I want these two files to be compared by comapring ID in the first file with the ID encoded in the second file >CCDS#. If it is same then print the complete sequence.

For example, CCDS2.2 and CCDS3.1 is found in first file and in the second file. So in the output I should have something like this given below

Expected output

column1      column2
CCDS2.2   >CCDS2.2|Hs37.3|chr1
MSKGILQVHPPICDCPGCRISSPVNRGRLADKRTVALPAARNLKKERTPSFSASDGDSDG
SGPTCGRRPGLKQEDGPHIRIMKRRVHTHWDVNISFREASCSQDGNLPTLISSVHRSRHL
VMPEHQSRCEFQRGSLEIGLRPAGDLLGKRLGRSPRISSDCFSEKRA

CCDS3.1   >CCDS3.1|Hs37.3|chr1
MAAAGSRKRRLAELTVDEFLASGFDSESESESENSPQAETREAREAARSPDKPGGSPSAS
RRKGRASEHKDQLSRLKDRDPEFYKFLQENDQSLLNFSDSDSSEEEEGPFHSLPDVLEEA
SEEEDGAEEGEDGDRVPRGLKGKKNSVPVTVAMVERWKQAAKQRLTPKLFHEVVQAFRAA
VATTRGDQESAEANKFQVTDSAAFNALVTFCIRDLIGCLQKLLFGKVA

CCDS30550.1    NULL

CCDS30551.1    NULL

Can this be done using awk or sed ?

Thank you,

Nandini

sequence extraction id script • 2.7k views

ADD COMMENT • link updated 12.7 years ago by Andrzej Zielezinski 11k • written 12.7 years ago by NB ▴ 960

1

Entering edit mode

This question falls into the general category "I want to to parse a fasta file and do something to it." awk/sed are unlikely to cut it here.

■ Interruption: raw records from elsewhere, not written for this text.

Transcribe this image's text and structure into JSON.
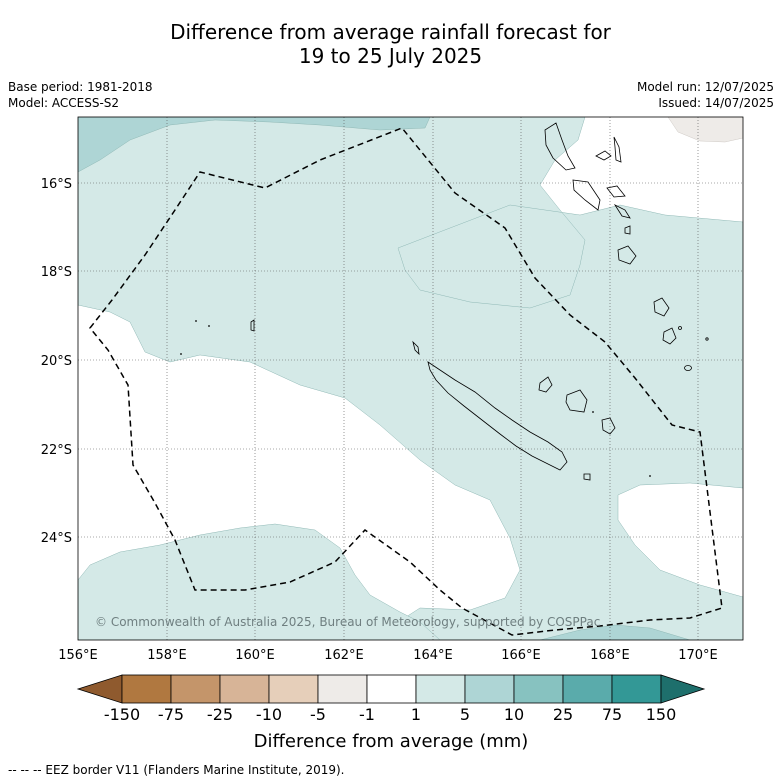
{
  "title": {
    "line1": "Difference from average rainfall forecast for",
    "line2": "19 to 25 July 2025"
  },
  "meta": {
    "base_period": "Base period: 1981-2018",
    "model": "Model: ACCESS-S2",
    "model_run": "Model run: 12/07/2025",
    "issued": "Issued: 14/07/2025"
  },
  "map": {
    "lon_labels": [
      "156°E",
      "158°E",
      "160°E",
      "162°E",
      "164°E",
      "166°E",
      "168°E",
      "170°E"
    ],
    "lat_labels": [
      "16°S",
      "18°S",
      "20°S",
      "22°S",
      "24°S"
    ],
    "copyright": "© Commonwealth of Australia 2025, Bureau of Meteorology, supported by COSPPac",
    "colors": {
      "light_teal": "#d4e9e7",
      "teal_5_10": "#aed5d5",
      "neutral_-5_-1": "#eeebe8"
    }
  },
  "colorbar": {
    "title": "Difference from average (mm)",
    "tick_labels": [
      "-150",
      "-75",
      "-25",
      "-10",
      "-5",
      "-1",
      "1",
      "5",
      "10",
      "25",
      "75",
      "150"
    ],
    "colors": [
      "#8f5a2e",
      "#b07840",
      "#c4956a",
      "#d7b497",
      "#e6cfba",
      "#eeebe8",
      "#ffffff",
      "#d4e9e7",
      "#aed5d5",
      "#87c2c0",
      "#5aabab",
      "#339896",
      "#1e6f6c"
    ]
  },
  "footer": "-- -- -- EEZ border V11 (Flanders Marine Institute, 2019)."
}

As a.zielezinski suggests below, you need to learn the libraries used to parse sequence formats. Any of the Bio* projects (Bioperl, BioPython, BioRuby, BioJava...) will do this.

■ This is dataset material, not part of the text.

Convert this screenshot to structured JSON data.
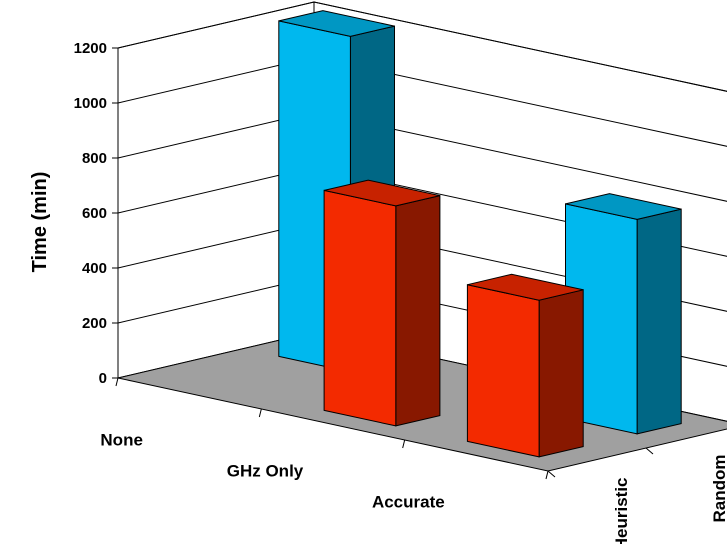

ADD REPLY • link 12.7 years ago by Neilfws 49k

0

Entering edit mode

Also, and for the record, I will suggest the caption of the question to be a bit more specific. You will get good answers if you ask the right questions.

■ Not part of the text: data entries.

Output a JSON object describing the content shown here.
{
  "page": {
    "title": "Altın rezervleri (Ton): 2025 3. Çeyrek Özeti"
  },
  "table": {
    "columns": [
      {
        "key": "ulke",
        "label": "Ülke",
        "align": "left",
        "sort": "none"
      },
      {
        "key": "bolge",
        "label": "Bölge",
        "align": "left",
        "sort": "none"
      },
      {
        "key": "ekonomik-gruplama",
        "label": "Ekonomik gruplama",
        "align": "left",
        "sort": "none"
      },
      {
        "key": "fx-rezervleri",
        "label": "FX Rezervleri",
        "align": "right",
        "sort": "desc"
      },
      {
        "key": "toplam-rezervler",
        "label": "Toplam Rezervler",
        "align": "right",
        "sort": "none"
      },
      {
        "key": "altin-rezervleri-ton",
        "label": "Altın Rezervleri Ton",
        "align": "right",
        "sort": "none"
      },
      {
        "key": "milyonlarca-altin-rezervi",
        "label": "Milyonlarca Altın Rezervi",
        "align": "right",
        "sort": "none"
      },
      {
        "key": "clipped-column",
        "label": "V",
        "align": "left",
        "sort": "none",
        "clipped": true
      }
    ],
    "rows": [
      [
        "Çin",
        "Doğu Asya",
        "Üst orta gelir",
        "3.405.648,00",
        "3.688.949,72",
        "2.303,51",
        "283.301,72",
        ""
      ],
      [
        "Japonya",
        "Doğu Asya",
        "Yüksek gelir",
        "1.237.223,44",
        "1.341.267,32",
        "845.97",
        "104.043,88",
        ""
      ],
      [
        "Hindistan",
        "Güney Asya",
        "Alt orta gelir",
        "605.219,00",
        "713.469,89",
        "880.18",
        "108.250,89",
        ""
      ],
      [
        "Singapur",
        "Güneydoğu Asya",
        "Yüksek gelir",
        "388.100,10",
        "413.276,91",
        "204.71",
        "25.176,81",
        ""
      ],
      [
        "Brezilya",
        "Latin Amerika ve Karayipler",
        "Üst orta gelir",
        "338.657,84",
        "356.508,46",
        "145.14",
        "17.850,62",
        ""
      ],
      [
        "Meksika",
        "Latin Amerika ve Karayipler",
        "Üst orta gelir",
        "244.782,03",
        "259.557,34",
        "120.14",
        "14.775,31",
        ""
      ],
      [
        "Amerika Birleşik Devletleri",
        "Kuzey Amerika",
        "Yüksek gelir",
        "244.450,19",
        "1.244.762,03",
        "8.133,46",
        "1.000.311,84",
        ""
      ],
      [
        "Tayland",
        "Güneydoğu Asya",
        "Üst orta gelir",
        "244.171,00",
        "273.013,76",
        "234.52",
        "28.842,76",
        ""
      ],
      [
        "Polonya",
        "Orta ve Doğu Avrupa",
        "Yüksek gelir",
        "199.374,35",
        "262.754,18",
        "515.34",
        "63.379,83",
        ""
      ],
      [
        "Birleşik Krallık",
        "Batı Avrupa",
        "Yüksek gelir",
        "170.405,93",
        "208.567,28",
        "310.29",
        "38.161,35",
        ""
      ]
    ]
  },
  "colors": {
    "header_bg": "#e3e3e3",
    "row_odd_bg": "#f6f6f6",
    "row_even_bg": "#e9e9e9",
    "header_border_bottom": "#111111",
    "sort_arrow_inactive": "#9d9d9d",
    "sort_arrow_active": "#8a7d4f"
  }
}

ADD REPLY • link 12.7 years ago by miquelduranfrigola ▴ 790

score 7 · Answer 1 · 2012-10-25

7

Entering edit mode

12.7 years ago

Andrzej Zielezinski 11k

It can be easily done using BioPython.

from Bio import SeqIO
ids = [line.strip() for line in open('file1.txt') if line.strip()]
out = open('results.txt','w')
for seq_record in SeqIO.parse(open('file2.txt'),'fasta'):
    id = seq_record.id.split('|')[0]
    if id in ids:
        ids.remove(id)
        out.write('%s >%s\n%s\n\n' % (id, seq_record.description, str(seq_record.seq)))
for id in ids:
    out.write('%s NULL\n' % id)

ADD COMMENT • link 12.7 years ago by Andrzej Zielezinski 11k

0

Entering edit mode

thank you very much. the script works for me but I also need entries against the IDs which do not have any sequence, is there any way for that ?

ADD REPLY • link 12.7 years ago by NB ▴ 960

1

Entering edit mode

glad to be helpful. I already edited the source code in order to see ids which do not have any sequence.